Case Study
Anna Sanchez, a 21-year-old nursing student, comes to her nurse practitioner in December with a 5-week history of itchy eyes and nasal congestion with watery nasal discharge. She also complains of a “tickling” cough, especially at night, and she has had episodes of repetitive sneezing. She gets frequent “colds” every spring and fall.
Physical Examination
Vital Signs: Afebrile; respiratory rate, pulse, and blood pressure all normal
Skin: Flaking erythematous rash on the flexor surfaces of both arms
Head, Eyes, Ears, Nose, and Throat: Tender over maxillary sinuses; sclera red and slightly swollen with frequent tearing; outer nares with red irritated skin; internal nares with red, boggy, moist mucosa and one medium-sized polyp on each side; pharynx slightly erythematous with clear postnasal drainage (NOTE: Nasal polyps are common in allergic rhinitis. They are edematous protrusions of the mucosa that are infiltrated with neutrophils, eosinophils, and plasma cells.)
Lungs: Clear to auscultation and percussion
Initial Post: Answer the following questions about Anna Sanchez and her condition.
What evidence suggests that Anna does not have an acute severe infection? Anna’s vital signs are within normal limits, and she is afebrile. She is not exhibiting abnormal heart or respiratory rate.
If Anna has allergic rhinitis, what type of hypersensitivity reaction is involved? Type I hypersensitivity. “ Type I (IgE-mediated) hypersensitivity reactions are mediated by antigen-specific IgE and the products of tissue mast cells3. Most common allergies (e.g., pollen allergies) are type I reactions. In addition, most type I reactions occur against environmental antigens and are therefore allergic. Because of this strong association, many healthcare professionals use the term allergy to indicate only IgE-mediated reactions” (McCance & Huether, 2019).
A skin test indicates that Anna is allergic to cat dander. Two months ago, Anna’s roommate brought home a cat. Why didn’t Anna’s symptoms start when the cat entered the household, rather than 3 weeks later? “In some individuals, exposure to an environmental antigen causes primarily IgE production. Repeated exposure to the antigen usually is required to elicit enough IgE so that the person becomes “sensitized.” IgE has a relatively short life span in the blood because it rapidly binds to very-high-affinity Fc receptors on the plasma membranes of mast cells” (McCance & Huether, 2019). During the early stage of the initial exposure to cat dander, Anna was becoming sensitized to the allergens in the dander. Anna’s B lymphocytes were producing antibodies, which bound to the outer surface of mast cells.

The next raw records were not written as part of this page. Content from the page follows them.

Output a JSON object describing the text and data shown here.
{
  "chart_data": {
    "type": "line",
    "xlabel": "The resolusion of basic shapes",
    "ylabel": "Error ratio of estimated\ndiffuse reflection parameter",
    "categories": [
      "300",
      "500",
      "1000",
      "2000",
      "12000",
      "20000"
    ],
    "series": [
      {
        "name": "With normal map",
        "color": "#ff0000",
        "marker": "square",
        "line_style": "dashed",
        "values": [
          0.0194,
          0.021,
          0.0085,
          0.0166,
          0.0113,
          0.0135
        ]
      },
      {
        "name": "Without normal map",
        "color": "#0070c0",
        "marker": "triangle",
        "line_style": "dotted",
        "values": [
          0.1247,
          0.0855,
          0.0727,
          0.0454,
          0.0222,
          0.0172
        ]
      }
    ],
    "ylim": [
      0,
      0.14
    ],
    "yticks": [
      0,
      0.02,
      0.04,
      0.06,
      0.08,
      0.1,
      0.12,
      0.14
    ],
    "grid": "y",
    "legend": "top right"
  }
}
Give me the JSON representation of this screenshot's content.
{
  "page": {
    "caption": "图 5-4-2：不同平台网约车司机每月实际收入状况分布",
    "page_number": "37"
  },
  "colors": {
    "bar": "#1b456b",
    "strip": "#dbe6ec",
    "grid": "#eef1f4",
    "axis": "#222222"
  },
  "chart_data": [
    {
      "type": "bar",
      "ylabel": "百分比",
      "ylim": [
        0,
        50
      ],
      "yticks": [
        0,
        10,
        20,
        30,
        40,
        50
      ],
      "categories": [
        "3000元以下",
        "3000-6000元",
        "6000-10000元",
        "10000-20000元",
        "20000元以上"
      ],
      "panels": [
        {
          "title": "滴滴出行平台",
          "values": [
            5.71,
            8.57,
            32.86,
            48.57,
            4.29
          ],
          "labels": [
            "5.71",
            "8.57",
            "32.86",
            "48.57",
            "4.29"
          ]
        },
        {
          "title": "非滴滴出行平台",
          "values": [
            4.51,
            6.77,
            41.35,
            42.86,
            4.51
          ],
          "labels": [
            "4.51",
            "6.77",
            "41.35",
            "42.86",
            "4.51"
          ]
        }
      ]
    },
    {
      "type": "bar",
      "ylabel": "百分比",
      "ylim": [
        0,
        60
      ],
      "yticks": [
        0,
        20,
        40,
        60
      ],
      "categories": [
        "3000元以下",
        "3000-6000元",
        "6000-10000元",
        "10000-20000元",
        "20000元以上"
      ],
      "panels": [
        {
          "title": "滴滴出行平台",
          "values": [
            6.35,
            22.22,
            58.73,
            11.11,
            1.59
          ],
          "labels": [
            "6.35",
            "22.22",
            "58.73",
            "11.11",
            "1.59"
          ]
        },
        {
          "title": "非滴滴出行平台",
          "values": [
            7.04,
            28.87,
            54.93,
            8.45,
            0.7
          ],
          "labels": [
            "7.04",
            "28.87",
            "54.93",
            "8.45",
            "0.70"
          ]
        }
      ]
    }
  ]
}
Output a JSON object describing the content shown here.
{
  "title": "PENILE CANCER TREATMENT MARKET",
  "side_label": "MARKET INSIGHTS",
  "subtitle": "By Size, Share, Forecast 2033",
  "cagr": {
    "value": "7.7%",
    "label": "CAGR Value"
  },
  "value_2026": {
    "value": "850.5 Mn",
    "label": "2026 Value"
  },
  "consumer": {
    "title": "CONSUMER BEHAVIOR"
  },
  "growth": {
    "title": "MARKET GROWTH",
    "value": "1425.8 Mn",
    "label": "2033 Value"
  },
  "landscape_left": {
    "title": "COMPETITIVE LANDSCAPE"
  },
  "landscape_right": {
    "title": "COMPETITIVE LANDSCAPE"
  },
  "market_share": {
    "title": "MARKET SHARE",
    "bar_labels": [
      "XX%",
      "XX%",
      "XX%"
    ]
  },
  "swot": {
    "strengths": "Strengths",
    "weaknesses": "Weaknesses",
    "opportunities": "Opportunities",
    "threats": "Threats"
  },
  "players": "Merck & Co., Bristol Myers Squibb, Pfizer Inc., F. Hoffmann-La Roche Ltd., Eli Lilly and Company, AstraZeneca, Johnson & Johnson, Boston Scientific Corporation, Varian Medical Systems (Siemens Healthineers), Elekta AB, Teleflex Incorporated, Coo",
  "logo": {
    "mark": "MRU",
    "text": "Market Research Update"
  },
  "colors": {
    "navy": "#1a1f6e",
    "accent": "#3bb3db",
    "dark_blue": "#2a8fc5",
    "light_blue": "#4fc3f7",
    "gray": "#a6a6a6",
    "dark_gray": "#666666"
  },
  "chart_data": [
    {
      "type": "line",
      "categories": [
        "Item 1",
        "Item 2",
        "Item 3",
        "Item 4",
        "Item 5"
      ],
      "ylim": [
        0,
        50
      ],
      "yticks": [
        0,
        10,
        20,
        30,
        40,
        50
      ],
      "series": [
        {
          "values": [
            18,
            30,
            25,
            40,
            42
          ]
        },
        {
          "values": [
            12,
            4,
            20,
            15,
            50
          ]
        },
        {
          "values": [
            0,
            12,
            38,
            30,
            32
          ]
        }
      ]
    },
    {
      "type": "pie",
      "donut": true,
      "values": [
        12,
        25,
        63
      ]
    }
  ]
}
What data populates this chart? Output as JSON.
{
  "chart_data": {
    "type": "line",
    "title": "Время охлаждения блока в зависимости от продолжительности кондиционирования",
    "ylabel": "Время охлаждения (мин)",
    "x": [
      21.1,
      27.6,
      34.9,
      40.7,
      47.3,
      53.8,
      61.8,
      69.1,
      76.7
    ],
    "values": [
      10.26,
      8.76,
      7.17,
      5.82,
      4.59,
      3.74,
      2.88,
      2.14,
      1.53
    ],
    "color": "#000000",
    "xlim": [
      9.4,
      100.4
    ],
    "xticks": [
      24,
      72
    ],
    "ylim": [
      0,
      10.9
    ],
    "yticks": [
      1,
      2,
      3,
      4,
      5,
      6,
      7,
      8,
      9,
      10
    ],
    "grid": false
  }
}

What class of antibodies bind to the mast cells? IgE
What physiological mechanisms caused the redness of Anna’s nasal mucosa? The increased exposure to the cat dander resulted in the cat danger allergens to bind to the IgE antibodies on mast cells. This caused the mast cells to degranulate and release inflammatory mediators. Some of the mediators caused vasodilation, which created the redness.
What mechanisms caused Anna’s clear postnasal drainage? Vasodilation and increased vascular permeability due to inflammatory mediators released by mast cells led to the postnasal drainage in Anna’s case. “Many local type I hypersensitivity reactions have two well-defined phases. The initial phase is characterized by vasodilation, vascular leakage, and, depending on the location, smooth muscle spasm or glandular secretions. These changes usually become evident within 5 to 30 minutes after exposure to the antigen. The late phase occurs 2 to 8 hours later without additional exposure to the antigen. The late phase has more intense infiltration of tissues with eosinophils, neutrophils, basophils, monocytes, and Th cells and tissue destruction in the form of mucosal epithelial cell damage. B, Activation of mast cells leading to degranulation of preformed mediators (primary mediators) and synthesis of newly formed (de novo) mediators (secondary mediators). ECF, Eosinophilic chemotactic factor; Fc, fragment crystallizable; Ig, immunoglobulin; IL, interleukin; NCF, neutrophil chemotactic factor; PAF, platelet-activating factor; Th, T-helper” (McCance & Huether, 2019).
Reference
McCance, K.L. & Huether, S.E. (2019). Cellular biology. In Brashers, V.L. & Rote, N.S. (Eds.),Pathophysiology: The biologic basis for disease in adults and children(8thed.). Elsevier.